The worst developer in Mac backup actually runs background spyware applications on your network full-time if you decide that you want to use his software. The problem is that the spyware not only spies but steals significant background cycles and is constantly pinging the inside of your network, creating no end of dead-end traffic. While the solution is speedy, slowing down my computer is not on. At this point, licensing this guy’s software is extremely dicey: you need to give him special codes for your hardware (not even the standard ones) and if you’re lucky it might just work. Talk about shooting yourself in the foot. He’s made using his software so painful that from being the best solution, he’s become the worst solution – as well as the most expensive. I guess he’s been taking lessons from the RIAA paranoid and self-destructive school of copyright.
So I am looking for an rsync GUI, paid or not. One rsync GUI can always be replaced with another in the worst case. Unfortunately rsync doesn’t pass the Backup Bouncer test unless you do a special install which means you have to tinker on all your computers (slowing you down) and that a certain number of these GUI won’t work as they will be defaulting to the built-in Apple rsync.
Here’s a couple of candidates to save you the time of searching for rsync GUIs (there’s a lot of abandonware out there):
- aRsync 0.41. I don’t like that a simple rsync GUI is 4.7 MB – what are they hiding in there? I don’t like the Pirate logo on backup software. This is the kind of software which could compromise your whole hard drive or send out your financial data. No to pirates or unknown entities. I don’t like betas for backup or sync software either. This is an area where you need 100% reliablility. Moreover aRsync fails many tests including semantic links, hard links, creation date, fifo and metadata. Ouch.
- Simple Sync 1.1. I don’t know how well SimpleSync works. Perhaps very well if you do follow the instructions for updating rsync. If not certainly it will work as well as Apple’s rsync with. It’s worth noting that Simple Sync is just 210 KB – that’s about right for a wrapper – and that Kevin includes both his mobile number and a link to his main company’s home page on the Simple Sync page. I’m feeling much better about using this script already.

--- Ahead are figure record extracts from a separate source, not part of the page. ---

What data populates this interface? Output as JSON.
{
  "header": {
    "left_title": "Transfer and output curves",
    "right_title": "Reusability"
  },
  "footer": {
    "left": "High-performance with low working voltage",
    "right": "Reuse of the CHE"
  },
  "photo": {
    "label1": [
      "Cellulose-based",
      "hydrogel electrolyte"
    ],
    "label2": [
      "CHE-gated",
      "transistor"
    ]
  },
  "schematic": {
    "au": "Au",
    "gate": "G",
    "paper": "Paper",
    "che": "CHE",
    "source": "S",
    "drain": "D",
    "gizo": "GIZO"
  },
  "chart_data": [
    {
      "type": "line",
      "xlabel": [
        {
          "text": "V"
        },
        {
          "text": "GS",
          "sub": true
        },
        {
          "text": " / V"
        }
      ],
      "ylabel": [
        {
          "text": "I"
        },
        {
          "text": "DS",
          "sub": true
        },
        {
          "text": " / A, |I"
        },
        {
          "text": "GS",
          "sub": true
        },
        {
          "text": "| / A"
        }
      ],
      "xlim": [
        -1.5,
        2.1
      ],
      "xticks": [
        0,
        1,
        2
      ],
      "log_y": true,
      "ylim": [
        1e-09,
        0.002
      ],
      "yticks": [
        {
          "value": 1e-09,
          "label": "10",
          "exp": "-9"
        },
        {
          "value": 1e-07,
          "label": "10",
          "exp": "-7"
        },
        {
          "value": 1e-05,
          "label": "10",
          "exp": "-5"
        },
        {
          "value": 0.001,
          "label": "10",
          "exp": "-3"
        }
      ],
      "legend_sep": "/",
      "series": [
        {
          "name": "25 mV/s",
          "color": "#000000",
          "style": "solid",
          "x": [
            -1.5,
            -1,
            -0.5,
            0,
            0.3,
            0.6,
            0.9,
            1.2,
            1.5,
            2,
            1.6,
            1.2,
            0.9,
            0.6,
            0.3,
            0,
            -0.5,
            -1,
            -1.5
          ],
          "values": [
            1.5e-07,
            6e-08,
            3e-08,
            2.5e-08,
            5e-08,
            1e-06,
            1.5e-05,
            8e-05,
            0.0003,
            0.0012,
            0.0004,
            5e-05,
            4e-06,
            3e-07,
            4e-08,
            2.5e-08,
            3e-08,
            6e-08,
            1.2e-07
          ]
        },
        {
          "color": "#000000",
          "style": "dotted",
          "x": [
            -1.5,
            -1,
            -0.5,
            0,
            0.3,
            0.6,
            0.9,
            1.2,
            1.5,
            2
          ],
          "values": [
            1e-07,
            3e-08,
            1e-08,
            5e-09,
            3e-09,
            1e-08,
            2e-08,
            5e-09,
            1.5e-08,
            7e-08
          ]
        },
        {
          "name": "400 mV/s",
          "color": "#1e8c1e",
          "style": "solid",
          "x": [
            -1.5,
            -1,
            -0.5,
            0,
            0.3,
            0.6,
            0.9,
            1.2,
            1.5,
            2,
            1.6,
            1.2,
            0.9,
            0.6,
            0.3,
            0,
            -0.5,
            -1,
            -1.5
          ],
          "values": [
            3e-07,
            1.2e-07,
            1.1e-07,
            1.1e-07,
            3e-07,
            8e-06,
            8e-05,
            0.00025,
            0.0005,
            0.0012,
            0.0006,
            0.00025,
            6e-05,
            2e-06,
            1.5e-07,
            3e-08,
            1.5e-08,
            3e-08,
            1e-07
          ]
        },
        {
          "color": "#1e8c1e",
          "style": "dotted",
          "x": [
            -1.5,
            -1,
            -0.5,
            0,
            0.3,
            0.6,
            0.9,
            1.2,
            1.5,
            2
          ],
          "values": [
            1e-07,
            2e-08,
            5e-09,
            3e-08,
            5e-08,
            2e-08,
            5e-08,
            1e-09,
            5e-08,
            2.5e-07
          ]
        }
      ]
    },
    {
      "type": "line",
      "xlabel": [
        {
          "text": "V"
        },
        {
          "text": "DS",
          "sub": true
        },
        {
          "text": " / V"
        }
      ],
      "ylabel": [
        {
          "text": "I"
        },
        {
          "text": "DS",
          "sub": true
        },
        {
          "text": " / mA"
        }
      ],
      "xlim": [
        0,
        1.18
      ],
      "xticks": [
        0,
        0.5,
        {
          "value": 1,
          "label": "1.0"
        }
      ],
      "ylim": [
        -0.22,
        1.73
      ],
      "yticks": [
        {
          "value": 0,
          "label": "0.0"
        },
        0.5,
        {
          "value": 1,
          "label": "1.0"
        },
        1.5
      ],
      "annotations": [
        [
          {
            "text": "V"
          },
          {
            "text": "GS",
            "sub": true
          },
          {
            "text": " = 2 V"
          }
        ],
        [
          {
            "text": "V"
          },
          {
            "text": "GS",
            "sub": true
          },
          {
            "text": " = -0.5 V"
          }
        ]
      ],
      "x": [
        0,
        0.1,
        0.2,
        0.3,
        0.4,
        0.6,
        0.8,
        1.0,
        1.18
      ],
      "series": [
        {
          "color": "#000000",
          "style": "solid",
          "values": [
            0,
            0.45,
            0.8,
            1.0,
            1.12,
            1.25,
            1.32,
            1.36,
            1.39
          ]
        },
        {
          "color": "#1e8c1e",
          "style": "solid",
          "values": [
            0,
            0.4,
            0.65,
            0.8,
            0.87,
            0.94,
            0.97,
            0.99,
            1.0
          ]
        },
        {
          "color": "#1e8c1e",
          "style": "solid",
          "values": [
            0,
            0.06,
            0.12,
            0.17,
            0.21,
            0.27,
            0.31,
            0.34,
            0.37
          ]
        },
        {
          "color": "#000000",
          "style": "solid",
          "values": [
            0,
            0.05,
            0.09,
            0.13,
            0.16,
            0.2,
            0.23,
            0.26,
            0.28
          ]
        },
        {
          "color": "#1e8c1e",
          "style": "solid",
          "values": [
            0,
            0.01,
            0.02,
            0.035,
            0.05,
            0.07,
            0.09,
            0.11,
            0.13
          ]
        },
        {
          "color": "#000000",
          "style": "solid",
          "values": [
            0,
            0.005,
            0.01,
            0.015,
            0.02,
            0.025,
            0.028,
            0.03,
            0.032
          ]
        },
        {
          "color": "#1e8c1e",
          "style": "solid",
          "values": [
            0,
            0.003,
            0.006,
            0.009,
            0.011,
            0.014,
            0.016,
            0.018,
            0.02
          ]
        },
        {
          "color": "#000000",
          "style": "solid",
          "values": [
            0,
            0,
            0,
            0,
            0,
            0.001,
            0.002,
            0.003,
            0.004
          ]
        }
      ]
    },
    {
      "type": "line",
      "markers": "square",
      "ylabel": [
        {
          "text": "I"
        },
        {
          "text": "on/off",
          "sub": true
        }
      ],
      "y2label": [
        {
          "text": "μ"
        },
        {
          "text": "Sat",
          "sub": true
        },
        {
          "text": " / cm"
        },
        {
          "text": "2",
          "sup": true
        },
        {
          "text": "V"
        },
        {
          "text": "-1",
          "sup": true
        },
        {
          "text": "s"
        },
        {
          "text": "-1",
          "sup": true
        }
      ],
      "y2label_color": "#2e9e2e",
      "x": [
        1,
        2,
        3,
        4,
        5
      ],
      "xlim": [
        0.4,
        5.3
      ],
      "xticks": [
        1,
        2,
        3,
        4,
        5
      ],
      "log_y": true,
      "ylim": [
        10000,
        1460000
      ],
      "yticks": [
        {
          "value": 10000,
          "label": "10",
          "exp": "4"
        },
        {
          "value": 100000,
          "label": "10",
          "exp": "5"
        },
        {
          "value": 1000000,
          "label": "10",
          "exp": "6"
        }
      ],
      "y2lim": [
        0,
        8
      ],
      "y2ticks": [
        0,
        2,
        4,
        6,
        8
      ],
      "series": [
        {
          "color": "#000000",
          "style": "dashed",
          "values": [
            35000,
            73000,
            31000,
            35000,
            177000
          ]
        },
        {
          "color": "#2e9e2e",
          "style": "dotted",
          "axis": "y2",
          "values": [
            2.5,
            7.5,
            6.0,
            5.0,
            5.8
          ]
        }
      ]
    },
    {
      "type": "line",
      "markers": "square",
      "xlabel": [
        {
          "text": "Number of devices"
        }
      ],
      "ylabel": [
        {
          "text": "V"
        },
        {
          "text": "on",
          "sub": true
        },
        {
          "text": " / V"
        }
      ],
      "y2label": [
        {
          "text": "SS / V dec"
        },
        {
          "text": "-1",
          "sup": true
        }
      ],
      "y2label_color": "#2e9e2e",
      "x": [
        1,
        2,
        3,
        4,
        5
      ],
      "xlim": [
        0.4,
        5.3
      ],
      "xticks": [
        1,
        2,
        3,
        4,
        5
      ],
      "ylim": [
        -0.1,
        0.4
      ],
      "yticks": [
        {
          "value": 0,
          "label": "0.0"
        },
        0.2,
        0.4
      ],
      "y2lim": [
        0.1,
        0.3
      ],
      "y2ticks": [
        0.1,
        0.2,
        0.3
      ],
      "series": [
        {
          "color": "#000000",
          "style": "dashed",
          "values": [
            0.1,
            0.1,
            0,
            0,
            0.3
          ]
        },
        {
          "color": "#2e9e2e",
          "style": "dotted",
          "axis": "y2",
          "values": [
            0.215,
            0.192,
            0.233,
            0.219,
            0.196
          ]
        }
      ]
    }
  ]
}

Maybe we will build a self-contained advanced rsync GUI ourselves and release it so that we can get the right version of rsync and a GUI – and then we can share it with the world. For the moment, SuperDuper! and MimMac are keeping us safely backed up and synced.
Whatever you do, don’t forget to backup!
At least once a week.
For those interested in specific backup strategies for Mac OS X for photographers and other media intensive users, I’ve written another article called The Backup Manifesto.
* MimMac is capable of bootable backups but I have more trust in SuperDuper! both for technical reasons and for licensing reasons as outline later in the article. On the other hand, if you are willing to accept MimMac’s licensing you can probably take a pass on SuperDuper! and use MimMac for everything, saving yourself $28 to spend on a replacement whenever Benjamin decides to abandon MimMac or change his licensing and MimMac won’t run on your computer anymore.